Paraguay did not join the second wave of progressive governments in the region, which, with nuances, was the most visible trend since the triumphs of Gustavo Petro and Lula in Colombia and Brazil. At most, Santiago Peña’s will try to give a patina of modernization and good manners to a historic force with strong conservative roots in this country: the Colorado Party. The new president is an economist and former finance minister.

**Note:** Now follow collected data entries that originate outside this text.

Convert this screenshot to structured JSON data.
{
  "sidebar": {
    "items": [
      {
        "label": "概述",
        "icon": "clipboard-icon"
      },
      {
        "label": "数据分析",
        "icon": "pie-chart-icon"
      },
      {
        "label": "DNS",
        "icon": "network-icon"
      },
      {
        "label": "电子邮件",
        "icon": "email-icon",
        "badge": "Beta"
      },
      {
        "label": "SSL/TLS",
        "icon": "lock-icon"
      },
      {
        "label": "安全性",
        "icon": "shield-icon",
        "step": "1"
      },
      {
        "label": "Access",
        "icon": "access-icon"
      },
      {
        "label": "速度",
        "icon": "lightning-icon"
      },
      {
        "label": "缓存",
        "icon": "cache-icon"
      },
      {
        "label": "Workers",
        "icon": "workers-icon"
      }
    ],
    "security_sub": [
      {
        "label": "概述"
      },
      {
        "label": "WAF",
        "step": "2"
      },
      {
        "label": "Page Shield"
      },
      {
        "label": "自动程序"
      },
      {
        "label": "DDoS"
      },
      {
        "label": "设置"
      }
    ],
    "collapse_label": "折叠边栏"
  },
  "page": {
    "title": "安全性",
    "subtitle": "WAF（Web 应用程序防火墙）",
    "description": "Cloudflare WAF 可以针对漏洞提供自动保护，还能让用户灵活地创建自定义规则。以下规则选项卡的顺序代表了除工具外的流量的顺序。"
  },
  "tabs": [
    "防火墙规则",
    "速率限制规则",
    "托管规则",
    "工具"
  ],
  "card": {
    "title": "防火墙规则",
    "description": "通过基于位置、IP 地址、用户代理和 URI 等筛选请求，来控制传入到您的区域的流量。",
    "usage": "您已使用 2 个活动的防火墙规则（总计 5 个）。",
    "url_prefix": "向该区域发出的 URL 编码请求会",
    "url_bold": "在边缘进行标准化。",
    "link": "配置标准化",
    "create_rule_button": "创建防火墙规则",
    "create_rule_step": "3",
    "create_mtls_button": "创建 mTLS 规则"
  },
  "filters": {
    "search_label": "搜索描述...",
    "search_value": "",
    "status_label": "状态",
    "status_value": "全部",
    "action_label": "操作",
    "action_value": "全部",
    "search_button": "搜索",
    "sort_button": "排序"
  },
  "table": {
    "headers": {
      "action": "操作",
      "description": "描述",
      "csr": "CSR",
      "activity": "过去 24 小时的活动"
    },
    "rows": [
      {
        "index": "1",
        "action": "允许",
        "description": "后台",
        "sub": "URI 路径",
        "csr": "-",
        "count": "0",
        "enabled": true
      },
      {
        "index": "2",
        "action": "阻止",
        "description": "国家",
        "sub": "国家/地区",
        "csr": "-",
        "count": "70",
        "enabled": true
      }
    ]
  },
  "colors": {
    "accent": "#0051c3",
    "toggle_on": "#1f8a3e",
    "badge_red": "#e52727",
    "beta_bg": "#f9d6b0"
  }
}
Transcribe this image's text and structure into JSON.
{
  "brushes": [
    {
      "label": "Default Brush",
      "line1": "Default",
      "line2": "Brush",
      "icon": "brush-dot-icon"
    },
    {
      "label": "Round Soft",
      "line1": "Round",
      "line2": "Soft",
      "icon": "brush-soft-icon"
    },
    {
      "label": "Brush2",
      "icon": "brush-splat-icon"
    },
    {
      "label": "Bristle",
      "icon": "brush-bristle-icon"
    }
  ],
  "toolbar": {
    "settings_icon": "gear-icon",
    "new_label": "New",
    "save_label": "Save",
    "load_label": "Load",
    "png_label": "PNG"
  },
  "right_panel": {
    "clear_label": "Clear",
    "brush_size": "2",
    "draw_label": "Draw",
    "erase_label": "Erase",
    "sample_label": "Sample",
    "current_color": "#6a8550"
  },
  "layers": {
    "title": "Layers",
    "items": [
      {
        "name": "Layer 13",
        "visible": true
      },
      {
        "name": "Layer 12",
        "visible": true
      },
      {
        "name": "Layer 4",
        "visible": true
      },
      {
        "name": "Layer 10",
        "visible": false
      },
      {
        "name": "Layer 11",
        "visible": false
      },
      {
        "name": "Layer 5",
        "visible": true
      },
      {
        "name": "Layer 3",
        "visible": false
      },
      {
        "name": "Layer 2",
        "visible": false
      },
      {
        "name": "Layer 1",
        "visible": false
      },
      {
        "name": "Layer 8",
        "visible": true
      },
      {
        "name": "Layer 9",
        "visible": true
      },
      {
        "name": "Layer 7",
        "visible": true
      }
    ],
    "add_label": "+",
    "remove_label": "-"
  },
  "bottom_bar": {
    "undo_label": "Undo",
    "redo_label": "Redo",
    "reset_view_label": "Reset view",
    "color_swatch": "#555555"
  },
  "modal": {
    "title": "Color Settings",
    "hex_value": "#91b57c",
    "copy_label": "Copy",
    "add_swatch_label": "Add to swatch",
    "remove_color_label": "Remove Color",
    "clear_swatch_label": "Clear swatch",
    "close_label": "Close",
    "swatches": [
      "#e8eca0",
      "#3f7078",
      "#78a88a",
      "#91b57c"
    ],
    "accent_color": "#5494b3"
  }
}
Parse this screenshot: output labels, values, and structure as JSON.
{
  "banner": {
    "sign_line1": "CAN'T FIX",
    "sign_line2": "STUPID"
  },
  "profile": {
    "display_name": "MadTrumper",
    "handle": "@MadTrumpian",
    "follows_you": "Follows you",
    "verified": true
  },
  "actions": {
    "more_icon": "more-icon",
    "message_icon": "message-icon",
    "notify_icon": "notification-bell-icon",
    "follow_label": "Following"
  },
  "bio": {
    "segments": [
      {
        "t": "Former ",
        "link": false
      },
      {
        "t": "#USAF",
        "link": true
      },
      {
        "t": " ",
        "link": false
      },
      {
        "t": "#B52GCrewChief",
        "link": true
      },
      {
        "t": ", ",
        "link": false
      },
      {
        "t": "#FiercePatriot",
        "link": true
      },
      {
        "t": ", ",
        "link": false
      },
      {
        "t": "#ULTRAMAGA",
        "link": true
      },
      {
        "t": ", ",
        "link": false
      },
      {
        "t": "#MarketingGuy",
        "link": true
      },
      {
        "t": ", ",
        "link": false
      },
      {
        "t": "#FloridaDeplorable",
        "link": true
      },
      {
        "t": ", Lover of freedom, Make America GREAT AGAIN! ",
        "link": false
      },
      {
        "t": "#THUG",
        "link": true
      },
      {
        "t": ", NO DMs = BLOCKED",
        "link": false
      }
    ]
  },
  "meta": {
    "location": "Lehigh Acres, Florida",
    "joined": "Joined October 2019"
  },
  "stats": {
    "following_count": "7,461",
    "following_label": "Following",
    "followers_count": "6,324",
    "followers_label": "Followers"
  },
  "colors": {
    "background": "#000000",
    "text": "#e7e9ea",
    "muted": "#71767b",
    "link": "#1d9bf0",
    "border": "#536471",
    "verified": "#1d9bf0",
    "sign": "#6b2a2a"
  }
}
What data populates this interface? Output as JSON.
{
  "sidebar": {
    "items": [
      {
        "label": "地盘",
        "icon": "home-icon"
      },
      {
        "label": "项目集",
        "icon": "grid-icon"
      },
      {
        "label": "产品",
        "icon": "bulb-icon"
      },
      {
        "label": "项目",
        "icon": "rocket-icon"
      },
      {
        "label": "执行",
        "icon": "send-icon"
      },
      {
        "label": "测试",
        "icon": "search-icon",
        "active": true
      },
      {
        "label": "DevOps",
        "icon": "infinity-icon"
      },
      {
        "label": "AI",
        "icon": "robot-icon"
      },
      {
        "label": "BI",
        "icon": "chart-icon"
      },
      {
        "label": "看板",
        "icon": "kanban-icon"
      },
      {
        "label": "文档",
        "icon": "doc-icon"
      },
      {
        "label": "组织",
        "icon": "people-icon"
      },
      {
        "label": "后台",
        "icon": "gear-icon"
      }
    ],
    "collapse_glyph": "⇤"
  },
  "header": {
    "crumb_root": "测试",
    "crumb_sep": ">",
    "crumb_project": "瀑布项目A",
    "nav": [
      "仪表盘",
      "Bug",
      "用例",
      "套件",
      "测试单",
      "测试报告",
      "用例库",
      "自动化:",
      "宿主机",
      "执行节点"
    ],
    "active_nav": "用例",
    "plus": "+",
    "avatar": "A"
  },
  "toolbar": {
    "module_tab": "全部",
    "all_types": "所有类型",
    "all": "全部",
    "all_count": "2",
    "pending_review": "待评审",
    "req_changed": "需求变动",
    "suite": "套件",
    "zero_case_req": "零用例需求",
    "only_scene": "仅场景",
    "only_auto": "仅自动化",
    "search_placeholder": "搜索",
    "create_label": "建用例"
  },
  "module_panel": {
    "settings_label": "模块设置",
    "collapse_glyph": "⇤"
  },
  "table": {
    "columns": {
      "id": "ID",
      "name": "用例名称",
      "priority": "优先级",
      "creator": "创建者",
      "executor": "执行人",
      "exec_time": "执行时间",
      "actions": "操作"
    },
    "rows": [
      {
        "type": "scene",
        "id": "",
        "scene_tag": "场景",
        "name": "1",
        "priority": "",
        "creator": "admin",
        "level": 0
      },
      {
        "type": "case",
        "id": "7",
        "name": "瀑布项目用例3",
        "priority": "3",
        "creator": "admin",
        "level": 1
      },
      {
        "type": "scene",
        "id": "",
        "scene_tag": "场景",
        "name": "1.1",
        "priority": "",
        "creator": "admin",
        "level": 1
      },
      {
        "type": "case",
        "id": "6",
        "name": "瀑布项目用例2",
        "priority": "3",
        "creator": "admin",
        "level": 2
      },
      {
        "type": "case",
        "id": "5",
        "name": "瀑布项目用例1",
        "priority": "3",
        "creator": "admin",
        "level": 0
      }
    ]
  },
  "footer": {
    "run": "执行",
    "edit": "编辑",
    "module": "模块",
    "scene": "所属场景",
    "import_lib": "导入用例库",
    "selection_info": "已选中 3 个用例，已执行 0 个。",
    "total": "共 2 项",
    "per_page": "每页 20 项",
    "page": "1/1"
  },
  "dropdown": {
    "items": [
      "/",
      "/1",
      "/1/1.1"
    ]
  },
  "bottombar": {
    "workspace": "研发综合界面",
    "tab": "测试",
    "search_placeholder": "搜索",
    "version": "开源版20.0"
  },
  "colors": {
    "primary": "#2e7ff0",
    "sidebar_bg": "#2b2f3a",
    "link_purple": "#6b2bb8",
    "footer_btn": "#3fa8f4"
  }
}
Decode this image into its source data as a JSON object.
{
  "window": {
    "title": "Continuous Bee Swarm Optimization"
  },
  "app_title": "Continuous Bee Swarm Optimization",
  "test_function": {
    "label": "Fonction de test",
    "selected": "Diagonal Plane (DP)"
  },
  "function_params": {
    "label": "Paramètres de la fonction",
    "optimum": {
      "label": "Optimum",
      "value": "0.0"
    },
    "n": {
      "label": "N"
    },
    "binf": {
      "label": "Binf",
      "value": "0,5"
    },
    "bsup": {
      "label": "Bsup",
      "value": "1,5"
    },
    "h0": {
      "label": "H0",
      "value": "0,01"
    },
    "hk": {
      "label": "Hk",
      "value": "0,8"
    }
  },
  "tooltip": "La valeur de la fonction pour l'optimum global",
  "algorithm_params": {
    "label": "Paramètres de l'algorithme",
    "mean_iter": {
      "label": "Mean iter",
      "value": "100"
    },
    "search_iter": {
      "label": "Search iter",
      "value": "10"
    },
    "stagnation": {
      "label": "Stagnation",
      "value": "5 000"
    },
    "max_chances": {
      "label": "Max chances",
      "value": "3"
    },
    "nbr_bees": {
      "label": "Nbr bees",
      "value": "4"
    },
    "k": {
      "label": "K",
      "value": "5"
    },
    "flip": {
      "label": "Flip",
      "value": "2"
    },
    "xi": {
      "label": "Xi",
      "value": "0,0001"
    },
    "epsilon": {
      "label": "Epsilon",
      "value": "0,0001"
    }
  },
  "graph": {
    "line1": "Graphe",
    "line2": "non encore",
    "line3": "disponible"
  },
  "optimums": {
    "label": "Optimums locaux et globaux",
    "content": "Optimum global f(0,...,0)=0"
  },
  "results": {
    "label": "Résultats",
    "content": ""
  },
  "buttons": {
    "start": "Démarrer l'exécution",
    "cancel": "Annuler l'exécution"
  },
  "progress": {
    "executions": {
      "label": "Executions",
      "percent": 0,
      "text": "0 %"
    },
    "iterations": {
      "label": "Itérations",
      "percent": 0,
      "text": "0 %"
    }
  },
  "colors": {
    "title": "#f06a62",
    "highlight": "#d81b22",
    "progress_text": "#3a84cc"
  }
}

With liberal ideas but converted into an affiliate of the main Paraguayan political force since 2016.
He had been a member of the Authentic Radical Liberal Party (PLRA) for 21 years – almost half of his life, he is 44 – and when he was a member of the cabinet of former president Horacio Cartes (2013-2018) he decided to change paths and joined the ruling party. Now, with him at the helm, the coloradismo, a formidable electoral machine, clientelistic and omnipresent like no other on the continent, will continue with its historic hegemony that has spanned eight decades, from 1954 with the dictator Alfredo Stroessner to the present day.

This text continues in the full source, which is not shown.